= Askersunds flickskola =

Askersunds flickskola (Askersund Girls' School), was a Swedish girls' school in Askersund, active from 1812 until 1906. It was the second school in Sweden to offer secondary education to female students. Formally, Askersunds flickskola was a branch of the Askersund secondary educational school for boys. The schools were formally referred to as Prins Oscars goss- och flickläroverk (The Prince Oscar Boys' and Girls' Secondary Educational Academy).

==History==
The school was founded by the well off intellectual apothecary Carl Göransson, who was active in Stockholm but was raised in Askersund.

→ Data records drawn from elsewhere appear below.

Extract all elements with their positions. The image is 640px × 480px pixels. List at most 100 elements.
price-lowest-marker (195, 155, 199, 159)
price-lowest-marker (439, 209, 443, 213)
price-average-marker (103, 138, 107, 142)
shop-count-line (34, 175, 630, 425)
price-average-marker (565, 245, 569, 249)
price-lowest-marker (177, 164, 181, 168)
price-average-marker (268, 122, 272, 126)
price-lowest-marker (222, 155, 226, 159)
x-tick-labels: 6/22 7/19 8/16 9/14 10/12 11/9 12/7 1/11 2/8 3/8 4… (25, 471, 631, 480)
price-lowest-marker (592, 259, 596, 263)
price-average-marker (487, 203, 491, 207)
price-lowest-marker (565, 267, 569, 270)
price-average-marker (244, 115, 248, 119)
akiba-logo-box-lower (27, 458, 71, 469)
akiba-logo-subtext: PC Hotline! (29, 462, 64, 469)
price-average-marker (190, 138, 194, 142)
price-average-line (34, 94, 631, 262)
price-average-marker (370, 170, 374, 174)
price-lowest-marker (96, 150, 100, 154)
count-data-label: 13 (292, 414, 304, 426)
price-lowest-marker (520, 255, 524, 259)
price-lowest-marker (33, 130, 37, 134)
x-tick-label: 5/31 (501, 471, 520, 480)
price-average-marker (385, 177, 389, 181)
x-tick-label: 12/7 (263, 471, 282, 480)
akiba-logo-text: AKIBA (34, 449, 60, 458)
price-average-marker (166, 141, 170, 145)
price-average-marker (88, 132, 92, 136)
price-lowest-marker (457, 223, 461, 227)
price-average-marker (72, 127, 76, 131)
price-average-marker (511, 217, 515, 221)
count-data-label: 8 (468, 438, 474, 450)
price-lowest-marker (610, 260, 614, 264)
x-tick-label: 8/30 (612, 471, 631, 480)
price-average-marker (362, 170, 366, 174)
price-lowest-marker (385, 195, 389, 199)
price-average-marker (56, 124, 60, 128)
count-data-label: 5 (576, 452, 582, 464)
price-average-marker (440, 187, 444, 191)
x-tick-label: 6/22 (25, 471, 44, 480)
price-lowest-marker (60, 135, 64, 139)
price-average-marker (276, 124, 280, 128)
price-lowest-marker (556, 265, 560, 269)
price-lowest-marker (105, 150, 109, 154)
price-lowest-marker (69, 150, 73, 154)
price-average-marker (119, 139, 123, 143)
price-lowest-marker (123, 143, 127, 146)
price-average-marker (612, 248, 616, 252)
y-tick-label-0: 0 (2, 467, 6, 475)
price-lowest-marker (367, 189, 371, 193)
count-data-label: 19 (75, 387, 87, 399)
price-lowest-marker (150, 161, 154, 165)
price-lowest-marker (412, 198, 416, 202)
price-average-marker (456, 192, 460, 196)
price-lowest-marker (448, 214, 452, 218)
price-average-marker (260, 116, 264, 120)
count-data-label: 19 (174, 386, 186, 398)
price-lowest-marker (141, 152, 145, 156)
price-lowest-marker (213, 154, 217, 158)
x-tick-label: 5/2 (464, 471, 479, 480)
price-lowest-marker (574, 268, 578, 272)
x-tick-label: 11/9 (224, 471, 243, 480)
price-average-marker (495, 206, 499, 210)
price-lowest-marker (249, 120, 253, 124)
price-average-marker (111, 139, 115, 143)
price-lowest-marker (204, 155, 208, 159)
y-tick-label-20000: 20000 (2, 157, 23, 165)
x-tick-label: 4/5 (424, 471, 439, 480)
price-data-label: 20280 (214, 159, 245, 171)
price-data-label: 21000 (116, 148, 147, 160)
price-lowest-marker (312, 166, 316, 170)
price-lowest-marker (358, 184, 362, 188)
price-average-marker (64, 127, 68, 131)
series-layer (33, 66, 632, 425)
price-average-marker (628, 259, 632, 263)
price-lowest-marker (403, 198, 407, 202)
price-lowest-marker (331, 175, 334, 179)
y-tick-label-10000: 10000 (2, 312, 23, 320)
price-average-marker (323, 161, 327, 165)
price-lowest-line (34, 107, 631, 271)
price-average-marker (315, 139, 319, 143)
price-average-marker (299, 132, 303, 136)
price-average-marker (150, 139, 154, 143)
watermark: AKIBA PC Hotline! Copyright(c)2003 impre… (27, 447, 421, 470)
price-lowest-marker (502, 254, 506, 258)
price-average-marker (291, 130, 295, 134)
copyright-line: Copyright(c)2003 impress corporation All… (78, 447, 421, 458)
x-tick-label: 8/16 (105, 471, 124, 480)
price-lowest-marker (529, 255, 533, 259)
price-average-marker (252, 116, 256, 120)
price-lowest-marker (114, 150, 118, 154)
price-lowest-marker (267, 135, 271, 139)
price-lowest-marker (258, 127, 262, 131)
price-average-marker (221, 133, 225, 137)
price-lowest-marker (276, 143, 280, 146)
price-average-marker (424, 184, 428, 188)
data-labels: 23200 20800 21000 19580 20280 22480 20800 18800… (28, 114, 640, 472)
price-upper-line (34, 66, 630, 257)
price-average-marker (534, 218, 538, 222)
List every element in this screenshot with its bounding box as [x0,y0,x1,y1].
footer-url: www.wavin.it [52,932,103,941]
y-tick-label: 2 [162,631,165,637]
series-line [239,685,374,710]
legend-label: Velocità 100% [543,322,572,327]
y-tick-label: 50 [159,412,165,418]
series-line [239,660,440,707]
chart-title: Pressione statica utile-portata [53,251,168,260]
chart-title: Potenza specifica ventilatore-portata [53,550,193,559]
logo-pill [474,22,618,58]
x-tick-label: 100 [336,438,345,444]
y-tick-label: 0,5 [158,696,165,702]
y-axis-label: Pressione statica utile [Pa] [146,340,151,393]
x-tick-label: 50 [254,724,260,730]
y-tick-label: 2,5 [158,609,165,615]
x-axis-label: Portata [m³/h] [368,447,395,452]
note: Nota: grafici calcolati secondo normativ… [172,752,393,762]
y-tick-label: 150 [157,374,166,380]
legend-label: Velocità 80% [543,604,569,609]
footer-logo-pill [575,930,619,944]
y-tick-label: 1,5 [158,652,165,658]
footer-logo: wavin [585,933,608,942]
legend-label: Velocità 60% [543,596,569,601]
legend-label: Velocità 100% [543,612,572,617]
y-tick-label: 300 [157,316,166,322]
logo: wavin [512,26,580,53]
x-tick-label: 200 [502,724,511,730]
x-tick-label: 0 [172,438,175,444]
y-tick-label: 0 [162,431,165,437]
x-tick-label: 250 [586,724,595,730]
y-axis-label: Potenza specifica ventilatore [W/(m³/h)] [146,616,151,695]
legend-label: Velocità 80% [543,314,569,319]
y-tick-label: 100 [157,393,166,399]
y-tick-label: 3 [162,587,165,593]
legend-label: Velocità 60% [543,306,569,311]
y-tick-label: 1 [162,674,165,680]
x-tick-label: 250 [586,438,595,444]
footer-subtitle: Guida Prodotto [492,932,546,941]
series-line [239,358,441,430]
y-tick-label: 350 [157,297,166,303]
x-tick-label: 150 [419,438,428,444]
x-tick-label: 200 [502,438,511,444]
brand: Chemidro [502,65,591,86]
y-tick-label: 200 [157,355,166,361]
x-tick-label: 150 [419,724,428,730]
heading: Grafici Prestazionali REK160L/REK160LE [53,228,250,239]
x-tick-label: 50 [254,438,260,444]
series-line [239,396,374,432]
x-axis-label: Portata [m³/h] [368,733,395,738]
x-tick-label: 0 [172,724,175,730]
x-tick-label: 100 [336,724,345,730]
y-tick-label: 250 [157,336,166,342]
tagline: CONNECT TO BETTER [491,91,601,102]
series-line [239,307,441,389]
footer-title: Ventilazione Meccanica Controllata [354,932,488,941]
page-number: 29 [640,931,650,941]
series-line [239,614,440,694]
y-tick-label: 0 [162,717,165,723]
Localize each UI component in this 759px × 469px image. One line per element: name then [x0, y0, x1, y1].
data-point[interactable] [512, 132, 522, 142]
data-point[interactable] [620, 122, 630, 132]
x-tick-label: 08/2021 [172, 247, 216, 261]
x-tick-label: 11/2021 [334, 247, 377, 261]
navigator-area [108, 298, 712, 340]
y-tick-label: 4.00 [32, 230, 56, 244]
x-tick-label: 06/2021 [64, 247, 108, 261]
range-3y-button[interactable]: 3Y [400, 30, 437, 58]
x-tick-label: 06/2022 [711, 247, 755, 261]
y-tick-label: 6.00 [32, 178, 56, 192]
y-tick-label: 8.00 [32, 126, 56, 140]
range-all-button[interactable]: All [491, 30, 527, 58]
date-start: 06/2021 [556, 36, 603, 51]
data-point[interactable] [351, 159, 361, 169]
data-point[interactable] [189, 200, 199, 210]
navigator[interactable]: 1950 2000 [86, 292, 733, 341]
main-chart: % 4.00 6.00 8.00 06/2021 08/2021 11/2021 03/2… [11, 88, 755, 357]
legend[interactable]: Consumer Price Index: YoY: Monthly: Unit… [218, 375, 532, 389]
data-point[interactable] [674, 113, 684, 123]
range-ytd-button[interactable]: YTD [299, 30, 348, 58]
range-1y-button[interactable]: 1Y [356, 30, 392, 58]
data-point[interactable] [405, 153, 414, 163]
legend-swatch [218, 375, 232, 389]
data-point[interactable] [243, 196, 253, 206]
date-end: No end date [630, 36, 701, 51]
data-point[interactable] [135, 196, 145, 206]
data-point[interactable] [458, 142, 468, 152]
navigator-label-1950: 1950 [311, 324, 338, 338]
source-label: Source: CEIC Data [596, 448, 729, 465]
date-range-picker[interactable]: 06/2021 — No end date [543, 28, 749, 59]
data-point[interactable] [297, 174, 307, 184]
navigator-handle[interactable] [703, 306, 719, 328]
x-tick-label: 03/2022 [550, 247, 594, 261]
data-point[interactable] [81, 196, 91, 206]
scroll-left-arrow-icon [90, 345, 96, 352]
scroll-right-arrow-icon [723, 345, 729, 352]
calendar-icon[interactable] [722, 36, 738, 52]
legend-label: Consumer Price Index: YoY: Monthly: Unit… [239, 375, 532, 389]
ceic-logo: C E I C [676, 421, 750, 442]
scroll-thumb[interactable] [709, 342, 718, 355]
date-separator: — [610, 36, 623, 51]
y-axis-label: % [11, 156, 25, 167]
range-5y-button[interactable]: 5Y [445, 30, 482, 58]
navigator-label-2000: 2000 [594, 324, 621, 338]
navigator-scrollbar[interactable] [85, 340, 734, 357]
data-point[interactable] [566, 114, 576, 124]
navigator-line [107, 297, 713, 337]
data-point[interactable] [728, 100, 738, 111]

Interested in educational issues, he founded an educational society in Askersund, who founded the secondary education school for boys as well as that for girls. The school was not founded for economic reasons, but out of discontent over the education of females, which was at the time a debated issue in intellectual circles, and the school's program was at the time a unique innovation in Sweden.

Askersunds flickskola employed the same educated (male) teachers as the adjoining secondary school for boys, and the academic quality of the education was therefore high. The principal, however, was always to be female: she was to function as teacher in practical household education and moral subjects, and guard the students. The principal was subject to the vicar and the school direction, not to the parents of the students, which was an innovation and unique at the time concerning schools open to girls. As was normal for academic secondary educational girls' schools, the education was costly and the students were normally from the middle classes. An exception was given to students related to the founders of the school.

At the time of the introduction of the compulsory elementary school in Sweden in 1842, only five schools in Sweden provided academic secondary education to females: the others being Societetsskolan (1786), Fruntimmersföreningens flickskola (1815) and Kjellbergska flickskolan (1833) in Gothenburg, and Wallinska skolan (1831) in Stockholm. Of these five schools, Askersunds flickskola and Wallinska skolan were considered to offer the highest academic quality to their students.